Only in Flushing can a charitable endeavor become controversial. Seriously … the phrase “only the Mets” applies here.
Wait, more like, “the Mets can screw up free lunch”. Yeah, that’s better.
To me, everyone looks bad. Everyone … capital E … on both sides of this debate. The three that didn’t show up for the annual visit to the Walter Reed Medical Center, Carlos Beltran, Luis Castillo, and Oliver Perez, look bad, for sure. And it’s valid. It looks bad when the whole team goes except for only three players. And it sure as hell looks bad to say you weren’t there because you’re squeamish … after all, those limbs were lost so that people like Luis Castillo can play baseball for a living.
But do they look bad because they’re unpatriotic? Or do they look bad because they’re unpopular ballplayers to begin with? My question is this: Why is it an issue with these three particular players when this event had never been fully attended in the past?
This is the fourth time the Mets visited the hospital. Attendance grows each year. The players held a barbecue, talked baseball, listened to the soldiers share their experiences. Because the rest of the team went – and because players like R.A. Dickey and Angel Pagan and David Wright spoke about the afternoon’s poignancy – the absentees stood out.

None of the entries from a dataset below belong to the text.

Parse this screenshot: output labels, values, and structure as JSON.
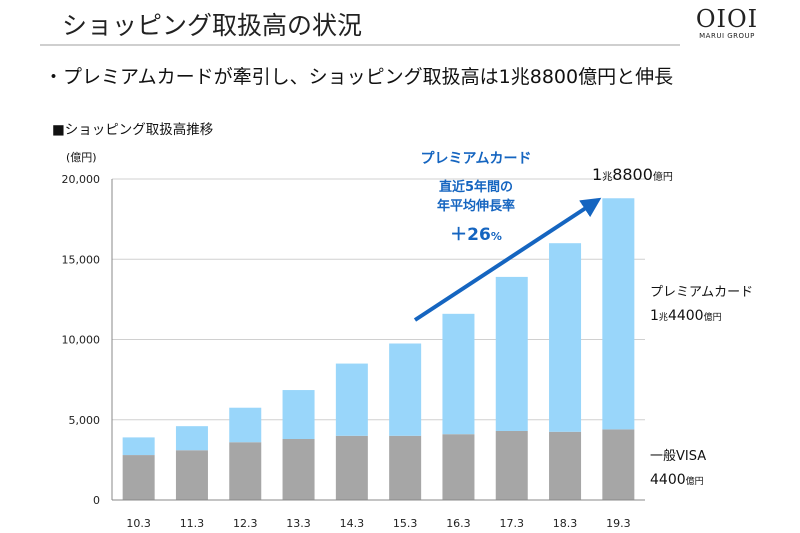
{
  "header": {
    "title": "ショッピング取扱高の状況",
    "logo_mark": "OIOI",
    "logo_text": "MARUI GROUP"
  },
  "bullet": "・プレミアムカードが牽引し、ショッピング取扱高は1兆8800億円と伸長",
  "section_label": "■ショッピング取扱高推移",
  "colors": {
    "premium": "#99d6fa",
    "general": "#a6a6a6",
    "arrow": "#1565c0",
    "grid": "#d0d0d0"
  },
  "chart_data": {
    "type": "bar",
    "stacked": true,
    "unit_label": "(億円)",
    "categories": [
      "10.3",
      "11.3",
      "12.3",
      "13.3",
      "14.3",
      "15.3",
      "16.3",
      "17.3",
      "18.3",
      "19.3"
    ],
    "series": [
      {
        "name": "一般VISA",
        "values": [
          2800,
          3100,
          3600,
          3800,
          4000,
          4000,
          4100,
          4300,
          4250,
          4400
        ]
      },
      {
        "name": "プレミアムカード",
        "values": [
          1100,
          1500,
          2150,
          3050,
          4500,
          5750,
          7500,
          9600,
          11750,
          14400
        ]
      }
    ],
    "yticks": [
      "0",
      "5,000",
      "10,000",
      "15,000",
      "20,000"
    ],
    "ylim": [
      0,
      20000
    ],
    "grid": true,
    "annotations": {
      "growth_title": "プレミアムカード",
      "growth_line1": "直近5年間の",
      "growth_line2": "年平均伸長率",
      "growth_value": "＋26",
      "growth_unit": "%",
      "total_num1": "1",
      "total_unit1": "兆",
      "total_num2": "8800",
      "total_unit2": "億円",
      "premium_label": "プレミアムカード",
      "premium_num1": "1",
      "premium_unit1": "兆",
      "premium_num2": "4400",
      "premium_unit2": "億円",
      "general_label": "一般VISA",
      "general_num": "4400",
      "general_unit": "億円"
    }
  }
}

Okay, but for example let’s say that the three players, and I’m not going to even go to the other extreme and pick the three most popular players on the team, were Ruben Tejada, Nick Evans, and Hisanori Takahashi. Would this have gotten the press that it did? Would the abscences have been any less disappointing? Would Tejada, Evans, and Takahashi had been vilified as much as Beltran, Castillo, and Perez?
Visiting the Walter Reed medical center is a wonderful charitable event. Those who went were moved. Those who didn’t missed out and that’s their issue. But I hate to see a charitable event such as this be used in this context. The Mets did a great job on Tuesday’s broadcast talking about the hospital. Hell, it led the broadcast. But on Wednesday it seemed that the organization had a chance to put it to bed by going to the players individually, handling it internally, and then making it known to the media that it was smoothed over and put it to bed. Instead, we got the passive agressive response of Jeff Wilpon declining to comment, causing a media firestorm. And I wonder if it would have been handled any differently by the organization if the three players were Tejada, Evans, and Takahashi.

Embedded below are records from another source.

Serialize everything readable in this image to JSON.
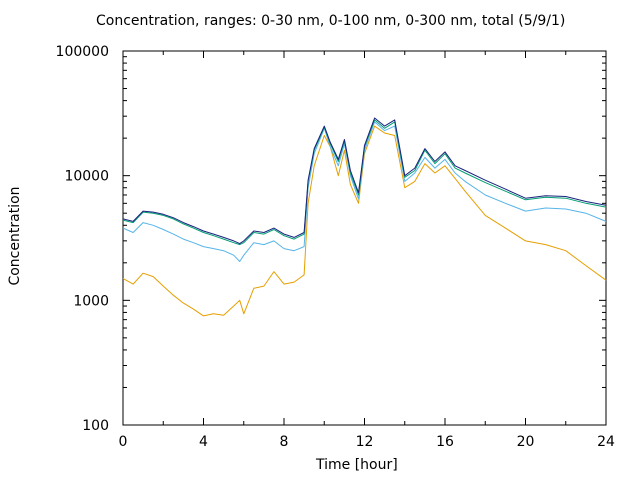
{
  "chart_data": {
    "type": "line",
    "title": "Concentration, ranges: 0-30 nm, 0-100 nm, 0-300 nm, total (5/9/1)",
    "xlabel": "Time [hour]",
    "ylabel": "Concentration",
    "xlim": [
      0,
      24
    ],
    "ylim": [
      100,
      100000
    ],
    "yscale": "log",
    "x_ticks": [
      "0",
      "4",
      "8",
      "12",
      "16",
      "20",
      "24"
    ],
    "y_ticks": [
      "100",
      "1000",
      "10000",
      "100000"
    ],
    "grid": false,
    "colors": [
      "#e69f00",
      "#56b4e9",
      "#009e73",
      "#1a237e"
    ],
    "x": [
      0,
      0.5,
      1,
      1.5,
      2,
      2.5,
      3,
      3.5,
      4,
      4.5,
      5,
      5.5,
      5.8,
      6,
      6.5,
      7,
      7.5,
      8,
      8.5,
      9,
      9.2,
      9.5,
      10,
      10.3,
      10.7,
      11,
      11.3,
      11.7,
      12,
      12.5,
      13,
      13.5,
      14,
      14.5,
      15,
      15.5,
      16,
      16.5,
      17,
      18,
      19,
      20,
      21,
      22,
      23,
      24
    ],
    "series": [
      {
        "values": [
          1500,
          1350,
          1650,
          1550,
          1300,
          1100,
          950,
          850,
          750,
          780,
          760,
          900,
          1000,
          780,
          1250,
          1300,
          1700,
          1350,
          1400,
          1600,
          6000,
          12000,
          21000,
          17000,
          10000,
          16000,
          8500,
          6000,
          15000,
          25000,
          22000,
          21000,
          8000,
          9000,
          12500,
          10500,
          12000,
          9500,
          7500,
          4800,
          3800,
          3000,
          2800,
          2500,
          1900,
          1450
        ]
      },
      {
        "values": [
          3800,
          3500,
          4200,
          4000,
          3700,
          3400,
          3100,
          2900,
          2700,
          2600,
          2500,
          2300,
          2050,
          2300,
          2900,
          2800,
          3000,
          2600,
          2500,
          2700,
          8000,
          15000,
          24000,
          17000,
          12000,
          18000,
          10000,
          6500,
          16000,
          27000,
          23000,
          25000,
          9000,
          10500,
          14000,
          11500,
          13500,
          10500,
          9000,
          7000,
          6000,
          5200,
          5500,
          5400,
          5000,
          4300
        ]
      },
      {
        "values": [
          4400,
          4200,
          5100,
          5000,
          4800,
          4500,
          4100,
          3800,
          3500,
          3300,
          3100,
          2900,
          2800,
          2900,
          3500,
          3400,
          3700,
          3300,
          3100,
          3400,
          9000,
          16000,
          24500,
          18000,
          13000,
          19000,
          10500,
          7000,
          17000,
          28000,
          24000,
          27000,
          9700,
          11000,
          16000,
          12500,
          15000,
          11500,
          10500,
          8800,
          7500,
          6400,
          6700,
          6600,
          6000,
          5600
        ]
      },
      {
        "values": [
          4500,
          4300,
          5200,
          5100,
          4900,
          4600,
          4200,
          3900,
          3600,
          3400,
          3200,
          3000,
          2850,
          3000,
          3600,
          3500,
          3800,
          3400,
          3200,
          3500,
          9200,
          16500,
          25000,
          18500,
          13500,
          19500,
          11000,
          7300,
          17500,
          29000,
          25000,
          28000,
          10000,
          11500,
          16500,
          13000,
          15500,
          12000,
          11000,
          9200,
          7800,
          6600,
          6900,
          6800,
          6200,
          5800
        ]
      }
    ]
  }
}
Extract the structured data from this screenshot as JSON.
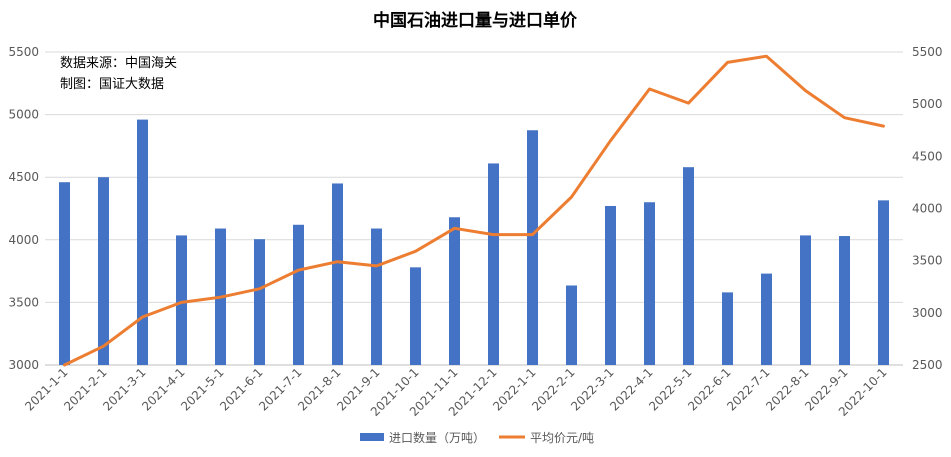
{
  "chart_data": {
    "type": "bar+line",
    "title": "中国石油进口量与进口单价",
    "annotations": [
      "数据来源：中国海关",
      "制图：国证大数据"
    ],
    "categories": [
      "2021-1-1",
      "2021-2-1",
      "2021-3-1",
      "2021-4-1",
      "2021-5-1",
      "2021-6-1",
      "2021-7-1",
      "2021-8-1",
      "2021-9-1",
      "2021-10-1",
      "2021-11-1",
      "2021-12-1",
      "2022-1-1",
      "2022-2-1",
      "2022-3-1",
      "2022-4-1",
      "2022-5-1",
      "2022-6-1",
      "2022-7-1",
      "2022-8-1",
      "2022-9-1",
      "2022-10-1"
    ],
    "series": [
      {
        "name": "进口数量（万吨）",
        "type": "bar",
        "axis": "left",
        "color": "#4472C4",
        "values": [
          4460,
          4500,
          4960,
          4035,
          4090,
          4005,
          4120,
          4450,
          4090,
          3780,
          4180,
          4610,
          4875,
          3635,
          4270,
          4300,
          4580,
          3580,
          3730,
          4035,
          4030,
          4315
        ]
      },
      {
        "name": "平均价元/吨",
        "type": "line",
        "axis": "right",
        "color": "#ED7D31",
        "values": [
          2500,
          2680,
          2960,
          3100,
          3150,
          3230,
          3410,
          3490,
          3450,
          3590,
          3810,
          3750,
          3750,
          4110,
          4650,
          5145,
          5010,
          5400,
          5460,
          5130,
          4870,
          4790
        ]
      }
    ],
    "y_left": {
      "min": 3000,
      "max": 5500,
      "ticks": [
        3000,
        3500,
        4000,
        4500,
        5000,
        5500
      ]
    },
    "y_right": {
      "min": 2500,
      "max": 5500,
      "ticks": [
        2500,
        3000,
        3500,
        4000,
        4500,
        5000,
        5500
      ]
    },
    "grid": true,
    "legend_position": "bottom"
  }
}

One incensed attendee openly called for a reporter to quiz Beltran about the snub. With nearly six full seasons complete in a seven-year, $119 million marriage that looks like it’s going to end particularly badly, skipping an ownership-fueled visit to veterans — valid excuse or not — adds another layer of friction. (…) Beltran is owed $18.5 million next season, making him untradeable unless the Mets subsidize a substantial portion for him to play elsewhere in 2011. Will they? It hasn’t been the franchise’s track record to pay players to perform elsewhere, but maybe the Walter Reed issue will nudge it along.

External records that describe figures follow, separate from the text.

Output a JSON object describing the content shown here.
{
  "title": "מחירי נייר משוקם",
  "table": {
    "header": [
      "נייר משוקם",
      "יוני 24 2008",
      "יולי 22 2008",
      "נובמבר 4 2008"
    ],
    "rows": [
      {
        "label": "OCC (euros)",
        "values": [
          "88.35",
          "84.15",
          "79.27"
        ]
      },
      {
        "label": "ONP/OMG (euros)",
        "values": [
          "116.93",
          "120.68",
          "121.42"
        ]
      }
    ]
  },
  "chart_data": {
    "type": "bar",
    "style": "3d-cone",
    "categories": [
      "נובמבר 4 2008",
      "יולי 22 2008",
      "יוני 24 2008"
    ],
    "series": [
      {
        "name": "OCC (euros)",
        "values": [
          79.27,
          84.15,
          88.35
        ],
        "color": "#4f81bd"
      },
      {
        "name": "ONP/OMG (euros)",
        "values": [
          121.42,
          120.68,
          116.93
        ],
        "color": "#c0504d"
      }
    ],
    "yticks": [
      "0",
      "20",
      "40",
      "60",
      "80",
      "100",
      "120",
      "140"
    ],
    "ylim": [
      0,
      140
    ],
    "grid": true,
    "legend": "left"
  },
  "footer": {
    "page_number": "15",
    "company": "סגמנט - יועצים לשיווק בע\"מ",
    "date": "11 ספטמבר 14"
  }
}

It’s the last line that worries me if it’s true. I’d just hate to see the Mets drag the hospital in the middle of what had already been a dicey situation they have with a player or players. Next season, when the Mets do this, what are we going to talk about? The visit, or who went and who didn’t? The good thing is that I bet next year the attendance will be 100%. The bad thing is that this charitable visit now becomes tabloid fodder, and that’s not fair to the medical center and the work they do. That shouldn’t be what this is about. I’d hate to think that something that should be focused on positively be used in a team’s agenda against three of their players, whether we like them or not.